Y este ardor no quedó en la Península: cruzó el océano y prendió en las tierras de América. En Méjico, Lima, Potosí, Puebla, Quito o Bogotá se hicieron juras grandiosas, con procesiones multitudinarias, arquitecturas efímeras, sermones inflamados y juramentos pronunciados a una sola voz por autoridades civiles, religiosas y por el pueblo entero. Aquella marea de amor mariano demostró que España y sus reinos ultramarinos vivían —como una única alma extendida en dos mundos— un mismo fervor por la Madre de Dios. Así queremos hoy, humildemente, imitar a nuestros padres, sabiendo que en la historia de la Hispanidad nunca se separó la Fe del honor debido a María.

Como en aquellos días gloriosos en que claustros, hermandades y cabildos universitarios se reunían en torno a la figura de María, así queremos ahora recuperar esa misma llama ardiente.
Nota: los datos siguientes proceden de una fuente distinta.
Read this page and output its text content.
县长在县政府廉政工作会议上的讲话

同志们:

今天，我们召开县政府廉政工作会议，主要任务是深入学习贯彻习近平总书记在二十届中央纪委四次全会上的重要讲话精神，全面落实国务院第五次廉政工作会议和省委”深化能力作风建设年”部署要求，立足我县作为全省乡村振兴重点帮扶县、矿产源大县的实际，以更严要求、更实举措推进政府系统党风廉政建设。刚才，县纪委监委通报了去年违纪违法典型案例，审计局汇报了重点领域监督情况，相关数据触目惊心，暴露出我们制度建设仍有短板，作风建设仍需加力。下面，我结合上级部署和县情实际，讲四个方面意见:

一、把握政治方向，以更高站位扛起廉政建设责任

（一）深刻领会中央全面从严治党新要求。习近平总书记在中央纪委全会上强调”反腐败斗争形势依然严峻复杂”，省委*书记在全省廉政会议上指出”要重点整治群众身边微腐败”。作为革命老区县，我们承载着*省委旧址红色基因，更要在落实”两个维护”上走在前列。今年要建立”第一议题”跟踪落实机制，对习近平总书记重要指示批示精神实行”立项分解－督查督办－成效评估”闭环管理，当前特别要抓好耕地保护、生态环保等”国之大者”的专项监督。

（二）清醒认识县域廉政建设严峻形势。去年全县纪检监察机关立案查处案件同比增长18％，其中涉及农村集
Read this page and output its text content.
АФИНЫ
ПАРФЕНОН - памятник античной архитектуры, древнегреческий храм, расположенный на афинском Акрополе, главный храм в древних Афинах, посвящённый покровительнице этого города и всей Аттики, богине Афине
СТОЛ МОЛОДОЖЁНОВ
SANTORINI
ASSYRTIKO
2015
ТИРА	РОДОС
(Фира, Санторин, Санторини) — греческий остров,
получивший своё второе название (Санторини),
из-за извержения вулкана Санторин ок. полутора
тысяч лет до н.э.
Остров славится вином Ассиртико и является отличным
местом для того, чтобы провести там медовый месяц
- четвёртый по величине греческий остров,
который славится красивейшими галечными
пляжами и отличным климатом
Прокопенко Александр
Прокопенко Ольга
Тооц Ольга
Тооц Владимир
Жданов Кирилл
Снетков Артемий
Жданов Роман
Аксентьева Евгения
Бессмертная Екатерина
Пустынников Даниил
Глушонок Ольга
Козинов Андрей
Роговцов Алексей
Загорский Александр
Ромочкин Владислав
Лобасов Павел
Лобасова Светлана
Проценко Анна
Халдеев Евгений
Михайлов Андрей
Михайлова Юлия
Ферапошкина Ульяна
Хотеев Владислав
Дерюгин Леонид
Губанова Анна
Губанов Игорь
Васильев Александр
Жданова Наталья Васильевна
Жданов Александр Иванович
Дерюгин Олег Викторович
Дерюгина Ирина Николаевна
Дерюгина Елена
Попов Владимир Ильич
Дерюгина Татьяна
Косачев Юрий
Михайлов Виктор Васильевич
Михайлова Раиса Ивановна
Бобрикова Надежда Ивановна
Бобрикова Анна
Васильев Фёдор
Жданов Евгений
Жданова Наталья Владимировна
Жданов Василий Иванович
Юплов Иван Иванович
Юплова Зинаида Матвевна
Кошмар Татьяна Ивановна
Porque si Ella, al pie de la Cruz, se unió de modo singular al sacrificio redentor de Cristo, con razón y piedad la confesamos Corredentora; y si de su mano materna proceden —por voluntad divina— todos los bienes espirituales que nos alcanzan, con plena voz la veneramos como Medianera de Todas las Gracias, canal escogido por Dios para derramar sobre los hombres los dones de la salvación.

Por ello, se invita a todos los fieles, familias, cofradías, asociaciones, jóvenes y devotos a participar en el Solemne Acto de Jura. Será un momento de gracia, de Fe viva y de Sagrada Tradición. El acto comenzará con una explicación doctrinal sobre la corredención y mediación universal de María, recordando la enseñanza constante de la Iglesia, la voz de santos y doctores, y el sentir inequívoco del pueblo cristiano.

A ello seguirá la recitación del Stabat Mater, donde se contempla a Nuestra Señora en el Calvario junto a su Divino Hijo, único Mediador en sentido estricto, pero que quiso servirse de su Madre como instrumento privilegiado de su misericordia.

Después tendrá lugar la Proclamación del Juramento, que los asistentes podrán recitar de manera conjunta o individual. Allí cada voz se elevará como ofrenda viva, confesando ante Dios, la Iglesia y el mundo que la Virgen María es Corredentora, asociada singularmente a la Pasión de Cristo, y Medianera de Todas las Gracias, por cuya intercesión maternal descienden del Cielo todos los auxilios de salvación.

Será un gesto de continuidad con los siglos que nos preceden y una siembra para los que vendrán.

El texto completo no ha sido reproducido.